Beyond is the Story of Hull through the Ages, although this just seems to be 20thC history. There is some information about childhood and a display of childrens clothes, toys and games. Further on there was a collection of prams and pushchairs. There was some information about courtship and marriage. There was a display case on tailoring and making men’s suits. Display cases contained school books and dolls wearing different school uniforms. Beneath in drawers were examples of samplers from the 18th and 19thC. The earlier examples were much more detailed and carefully worked. There were reconstruction of a 1950s living rooms and early 20thC kitchen with zinc bath in front of the fire. .

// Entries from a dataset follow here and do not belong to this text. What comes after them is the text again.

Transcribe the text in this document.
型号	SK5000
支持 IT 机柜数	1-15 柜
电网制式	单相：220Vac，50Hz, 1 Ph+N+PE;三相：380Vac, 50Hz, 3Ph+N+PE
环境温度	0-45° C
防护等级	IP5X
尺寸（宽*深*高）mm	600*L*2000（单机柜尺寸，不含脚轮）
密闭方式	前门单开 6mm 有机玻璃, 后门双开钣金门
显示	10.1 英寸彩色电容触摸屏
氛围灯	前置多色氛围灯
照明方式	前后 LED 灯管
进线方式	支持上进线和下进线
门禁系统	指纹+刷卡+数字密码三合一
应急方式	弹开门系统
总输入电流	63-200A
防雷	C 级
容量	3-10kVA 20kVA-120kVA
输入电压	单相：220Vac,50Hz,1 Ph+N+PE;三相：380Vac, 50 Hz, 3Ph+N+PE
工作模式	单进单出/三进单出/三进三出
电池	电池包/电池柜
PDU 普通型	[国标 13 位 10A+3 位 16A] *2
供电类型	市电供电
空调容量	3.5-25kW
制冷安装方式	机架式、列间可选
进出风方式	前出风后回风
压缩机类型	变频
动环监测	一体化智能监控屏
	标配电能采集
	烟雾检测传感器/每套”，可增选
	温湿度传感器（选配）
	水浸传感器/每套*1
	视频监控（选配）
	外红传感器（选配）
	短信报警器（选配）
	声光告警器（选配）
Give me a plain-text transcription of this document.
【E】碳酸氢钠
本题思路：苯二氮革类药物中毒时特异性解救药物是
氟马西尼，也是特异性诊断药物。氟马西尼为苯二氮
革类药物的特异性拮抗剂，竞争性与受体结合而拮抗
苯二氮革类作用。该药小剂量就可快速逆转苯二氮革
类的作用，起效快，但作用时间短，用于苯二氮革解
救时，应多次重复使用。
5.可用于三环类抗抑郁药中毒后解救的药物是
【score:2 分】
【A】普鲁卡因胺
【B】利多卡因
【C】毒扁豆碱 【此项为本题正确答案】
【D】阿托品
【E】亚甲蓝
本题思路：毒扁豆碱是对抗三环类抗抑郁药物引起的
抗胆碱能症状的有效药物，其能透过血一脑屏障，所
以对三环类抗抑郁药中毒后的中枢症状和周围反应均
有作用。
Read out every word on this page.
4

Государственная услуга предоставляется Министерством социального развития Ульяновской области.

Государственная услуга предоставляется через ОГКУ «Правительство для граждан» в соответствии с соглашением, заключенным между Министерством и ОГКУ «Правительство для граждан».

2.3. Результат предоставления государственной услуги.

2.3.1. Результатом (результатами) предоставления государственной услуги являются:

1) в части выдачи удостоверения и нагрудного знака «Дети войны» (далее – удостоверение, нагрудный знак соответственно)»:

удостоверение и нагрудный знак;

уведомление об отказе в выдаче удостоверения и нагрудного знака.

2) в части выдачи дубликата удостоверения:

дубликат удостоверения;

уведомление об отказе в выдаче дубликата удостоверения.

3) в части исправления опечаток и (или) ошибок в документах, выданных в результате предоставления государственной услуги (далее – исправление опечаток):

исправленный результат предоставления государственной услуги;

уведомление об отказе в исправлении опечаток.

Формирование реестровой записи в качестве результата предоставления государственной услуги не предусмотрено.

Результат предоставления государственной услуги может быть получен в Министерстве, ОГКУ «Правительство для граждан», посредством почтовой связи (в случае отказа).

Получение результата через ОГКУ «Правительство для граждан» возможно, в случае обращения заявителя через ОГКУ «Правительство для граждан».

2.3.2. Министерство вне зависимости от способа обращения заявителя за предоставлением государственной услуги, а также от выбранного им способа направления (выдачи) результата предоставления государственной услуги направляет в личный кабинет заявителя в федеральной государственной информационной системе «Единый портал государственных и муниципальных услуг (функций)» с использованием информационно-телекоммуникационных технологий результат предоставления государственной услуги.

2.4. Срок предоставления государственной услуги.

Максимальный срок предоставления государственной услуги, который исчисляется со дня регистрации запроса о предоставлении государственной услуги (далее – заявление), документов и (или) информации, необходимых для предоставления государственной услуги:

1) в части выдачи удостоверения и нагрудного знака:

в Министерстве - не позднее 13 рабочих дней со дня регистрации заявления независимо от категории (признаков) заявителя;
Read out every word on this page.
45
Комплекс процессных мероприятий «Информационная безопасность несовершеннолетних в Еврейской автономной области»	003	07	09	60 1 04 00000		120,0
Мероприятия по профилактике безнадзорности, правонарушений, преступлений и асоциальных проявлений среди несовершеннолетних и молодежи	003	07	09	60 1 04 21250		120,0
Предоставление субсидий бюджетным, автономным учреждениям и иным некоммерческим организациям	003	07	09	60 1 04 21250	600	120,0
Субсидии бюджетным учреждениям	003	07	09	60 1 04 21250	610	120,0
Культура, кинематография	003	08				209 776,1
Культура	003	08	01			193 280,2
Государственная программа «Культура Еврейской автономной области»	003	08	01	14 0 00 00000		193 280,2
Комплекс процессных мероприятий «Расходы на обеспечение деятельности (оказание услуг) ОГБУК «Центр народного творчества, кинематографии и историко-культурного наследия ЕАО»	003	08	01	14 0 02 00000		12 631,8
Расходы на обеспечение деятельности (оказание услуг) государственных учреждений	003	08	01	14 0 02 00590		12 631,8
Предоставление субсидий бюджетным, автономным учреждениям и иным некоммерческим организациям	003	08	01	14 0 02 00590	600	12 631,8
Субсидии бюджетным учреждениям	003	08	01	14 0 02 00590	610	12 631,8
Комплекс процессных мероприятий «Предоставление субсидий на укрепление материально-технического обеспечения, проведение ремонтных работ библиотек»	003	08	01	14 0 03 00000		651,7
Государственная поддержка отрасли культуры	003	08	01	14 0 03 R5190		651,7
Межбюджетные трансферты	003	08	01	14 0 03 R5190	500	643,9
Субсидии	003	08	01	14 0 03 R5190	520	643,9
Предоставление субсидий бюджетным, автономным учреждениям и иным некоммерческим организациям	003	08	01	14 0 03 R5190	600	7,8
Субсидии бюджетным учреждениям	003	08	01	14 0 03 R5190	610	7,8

The ‘hands on’ doesn’t seem to extend up here. I was very disappointed and began to feel that this was a collection of bits and pieces from attics and garages which had been given to Hull Museums over the years and had been put here as there was space needing to be filled. The displays were disjointed and there didn’t seem to be any logic in the order in which they were presented. There was a lot of written material which often didn’t relate to the display panels next to it. There were few attempts to label exhibits or give information about them. There was a lovely old time clock surrounded by display panels on industry and earning a living. If you didn’t now what it was, there was nothing to explain it.
Even though the rooms were described as the Story of Hull, there was very little specifically about Hull. There was nothing about the history of Hull or the effect of the World Wars on Hull. The Hull and East Yorkshire Museum of Archaeology ends with the Normans. There is some information about the development of the docks in the Maritime Museum.
Wilberforce House does have a little information about the Civil War and Hull. But none of the museums gives a comprehensive picture of the way Hull has developed from the Normans to the town we see today.
The Egyptian Gallery seems to have been put here because it doesn’t fit into any of the other museums and they wanted somewhere to display the Mummy and the Petrie collection. The reconstructions from Tutankhamun’s tomb have no direct relevance to Hull and their main purpose seems to be to fill up the space.
There is an amateurish feel about the whole museum compared with other museums in Hull. It is free but to be honest there is little that you won’t have seen better done elsewhere.